Turbomolecular pumps are part or the nigh speed vacuum pumps which are most widely used. Turbomolecular pumps assure an oil vapor-free pumping technology due to their selective pump behavior. If, however, a turbomolecular pump is stopped, oil vapors and other impurities can travel from the fore-vacuum side to the high or hard vacuum side and can there cause considerable contamination, which is noticed in a very disadvantageous manner as an initial contamination when the pump is switched on again.
The contamination in particular, hydrocarbons and water, entail a considerable lengthening of the pump-down time. This can be prevented by flooding or venting the turbomolecular pump with an inert gas after it is stopped. Therein, the inner surfaces of the pump and the container are covered by the inert gas whereby the pump-down time is considerably shortened after the pump is switched again. Apart from that the venting or flooding causes a reduction of the coasting time of the rotor. This is criteria which is particularly important in pumps running on magnetic bearings in view of the lack of friction.
Turbomolecular pumps with venting or flooding devices are described in the DE-PS 18 09 902 and in the Journal "Vacuum Technology" (20th year 1971) volume 7, page 201 and following.
It is evident from these publications, that it was possible to establish several venting conditions in an optimal manner, in order to achieve as short a pump-down time as possible after the pump has been switched on again. An important problem has, however to date, been treated in an extremely unsatisfactory manner. This applies to the venting rate. The statement of the problem herein is the velocity with which the venting or flooding gas can be introduced into the pump, in order to further improve the optimum venting conditions, and in order to largely avoid disadvantageous effects.
The above-described problem exists, in particular, in pumps which run on magnetic bearings. The criteria which must be considered in this case, above all is the long coasting time which is caused by the lack of friction and the limitation of external forces acting upon the rotor.
The question of the venting rate is, to begin with, reduced to the cross section of the valve aperture. With a small cross section, meaning, if the pump is vented too slowly, there results an excessive coasting time of the rotor, which in most cases, can no longer be justified. With a large cross section, the forces which act upon the rotor, due to the gas flowing in, are so high that critical situations can arise where, for instance, the rotor comes into contact with the emergency bearing due to overloading the axial bearing. With average cross sections, the two disadvantageous effects overlap so that no satisfactory solution can be achieved by varying the cross section of the valve aperture. It has to be added thereto, that with the same constructional size of a pump, containers having greatly differing volumes can be closed, which additionally complicates the prior determination of optimum venting conditions for a specific type of pump.

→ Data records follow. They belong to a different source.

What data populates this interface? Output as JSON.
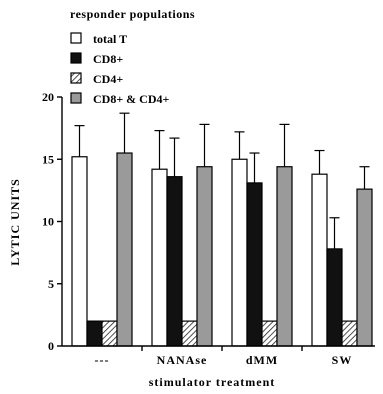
{
  "chart_data": {
    "type": "bar",
    "title": "",
    "legend_title": "responder populations",
    "legend_position": "top-left",
    "xlabel": "stimulator treatment",
    "ylabel": "LYTIC UNITS",
    "ylim": [
      0,
      20
    ],
    "yticks": [
      "0",
      "5",
      "10",
      "15",
      "20"
    ],
    "grid": false,
    "categories": [
      "---",
      "NANAse",
      "dMM",
      "SW"
    ],
    "series": [
      {
        "name": "total T",
        "fill": "white",
        "values": [
          15.2,
          14.2,
          15.0,
          13.8
        ],
        "errors": [
          2.5,
          3.1,
          2.2,
          1.9
        ]
      },
      {
        "name": "CD8+",
        "fill": "black",
        "values": [
          2.0,
          13.6,
          13.1,
          7.8
        ],
        "errors": [
          0,
          3.1,
          2.4,
          2.5
        ]
      },
      {
        "name": "CD4+",
        "fill": "hatch",
        "values": [
          2.0,
          2.0,
          2.0,
          2.0
        ],
        "errors": [
          0,
          0,
          0,
          0
        ]
      },
      {
        "name": "CD8+ & CD4+",
        "fill": "gray",
        "values": [
          15.5,
          14.4,
          14.4,
          12.6
        ],
        "errors": [
          3.2,
          3.4,
          3.4,
          1.8
        ]
      }
    ],
    "colors": {
      "black": "#111111",
      "gray": "#9a9a9a",
      "white": "#ffffff",
      "hatch_line": "#222222"
    }
  }
}
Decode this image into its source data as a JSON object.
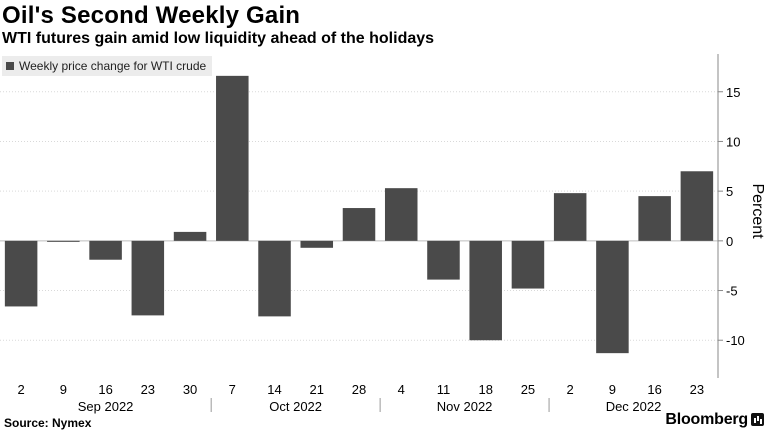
{
  "title": "Oil's Second Weekly Gain",
  "subtitle": "WTI futures gain amid low liquidity ahead of the holidays",
  "source": "Source: Nymex",
  "brand": "Bloomberg",
  "colors": {
    "bar": "#4a4a4a",
    "grid": "#d9d9d9",
    "axis": "#888888"
  },
  "chart_data": {
    "type": "bar",
    "categories": [
      "2",
      "9",
      "16",
      "23",
      "30",
      "7",
      "14",
      "21",
      "28",
      "4",
      "11",
      "18",
      "25",
      "2",
      "9",
      "16",
      "23"
    ],
    "values": [
      -6.6,
      -0.1,
      -1.9,
      -7.5,
      0.9,
      16.6,
      -7.6,
      -0.7,
      3.3,
      5.3,
      -3.9,
      -10.0,
      -4.8,
      4.8,
      -11.3,
      4.5,
      7.0
    ],
    "month_labels": [
      "Sep 2022",
      "Oct 2022",
      "Nov 2022",
      "Dec 2022"
    ],
    "legend": [
      "Weekly price change for WTI crude"
    ],
    "ylabel": "Percent",
    "ylim": [
      -13.8,
      19
    ],
    "yticks": [
      15,
      10,
      5,
      0,
      -5,
      -10
    ],
    "ytick_labels": [
      "15",
      "10",
      "5",
      "0",
      "-5",
      "-10"
    ],
    "grid": true,
    "legend_position": "top-left"
  }
}
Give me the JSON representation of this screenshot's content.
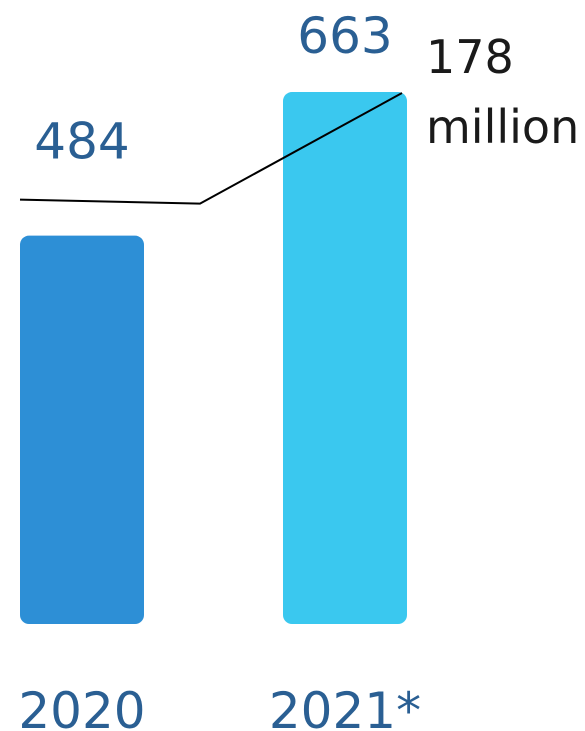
{
  "chart_data": {
    "type": "bar",
    "categories": [
      "2020",
      "2021*"
    ],
    "values": [
      484,
      663
    ],
    "value_labels": [
      "484",
      "663"
    ],
    "bar_colors": [
      "#2d8fd6",
      "#3ac8ef"
    ],
    "annotation": {
      "lines": [
        "178",
        "million"
      ],
      "value": 178
    },
    "ylim": [
      0,
      700
    ],
    "grid": false,
    "legend": "none"
  }
}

The possibility of varying the venting rate consists in opening and closing the venting valve at intervals which have been fixedly predetermined time-wise. This requires additional effort which is not justified by the results. An optimum venting process cannot be achieved even by the above, since differing envelope conditions, for instance, the container size, type and pressure of the venting gasses and the operation of the fore pump are not considered herein. Depending upon the cycling times, there results the same disadvantages as described above.

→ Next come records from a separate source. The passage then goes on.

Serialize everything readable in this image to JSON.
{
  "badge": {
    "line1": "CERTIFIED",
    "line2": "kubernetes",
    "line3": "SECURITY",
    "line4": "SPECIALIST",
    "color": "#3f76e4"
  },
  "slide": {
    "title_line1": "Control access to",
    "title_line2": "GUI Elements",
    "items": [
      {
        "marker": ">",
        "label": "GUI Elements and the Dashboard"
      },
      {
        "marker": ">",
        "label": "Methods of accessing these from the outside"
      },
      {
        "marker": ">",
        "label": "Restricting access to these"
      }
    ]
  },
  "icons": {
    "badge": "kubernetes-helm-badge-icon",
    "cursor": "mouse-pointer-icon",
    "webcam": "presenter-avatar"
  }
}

A solution is stated in the DE-OS 40 22 523. Here, an optimum venting rate is achieved in that the forces acting upon the rotor are measured and the venting valve is actuated therein by means of a control device. The opening times of the venting valve are then optimized, in such a way, that as large a gas quantity as possible is allowed to flow in, wherein the forces, which then act collectively upon the rotor, do not exceed a predetermined magnitude which is defined by safety criteria. In rotors having an actively regulated magnetic support, in most cases, a force measurement is available by means of measured values, which are, in any case, available in the regulation circuit of the magnetic bearing. In this case, the current in the electromagnets of the magnetic bearing is a direct measurement of the force.
However, several criteria still exist which have not been taken account of in the solution just described above. The optimum position of the rotor is limited by the top and bottom magnitudes of the air gaps in the axial magnetic bearing. The maximum gap is limited since, with a much larger gap, the forces in the bearing diminish, so that, beginning with a specific value, a stable position of the rotor can no longer be assured.
The forces increase with reduction of the gap. At the same time, the natural frequencies of the regulation circuit increase until they no longer can be damped out, and the regulation circuit thus becomes unstable. This defines the bottom limit for the associated air gap. Apart from that, the forces upon the rotor also increase at smaller air gaps, which forces arise due to the working motion of the regulation cycle or circuit and the always existing more or less strong or pronounced interferences or malfunctions. Thus, also the reaction forces on the pump housing increase. In a great many application cases, these vibrations of the pump housing are very annoying or even unacceptable. Therefore, in continuous operation, the gap of the magnetic bearing should remain as close as possible to the upper limit value.
During a venting process, however, when a higher load bearing capacity is specified for the magnetic bearing as has already been mentioned above, the larger forces of the magnetic bearing at a rotor position close to the bottom limit value would be advantageous. In this case, the larger vibrations would cause no trouble since the pump is coasting.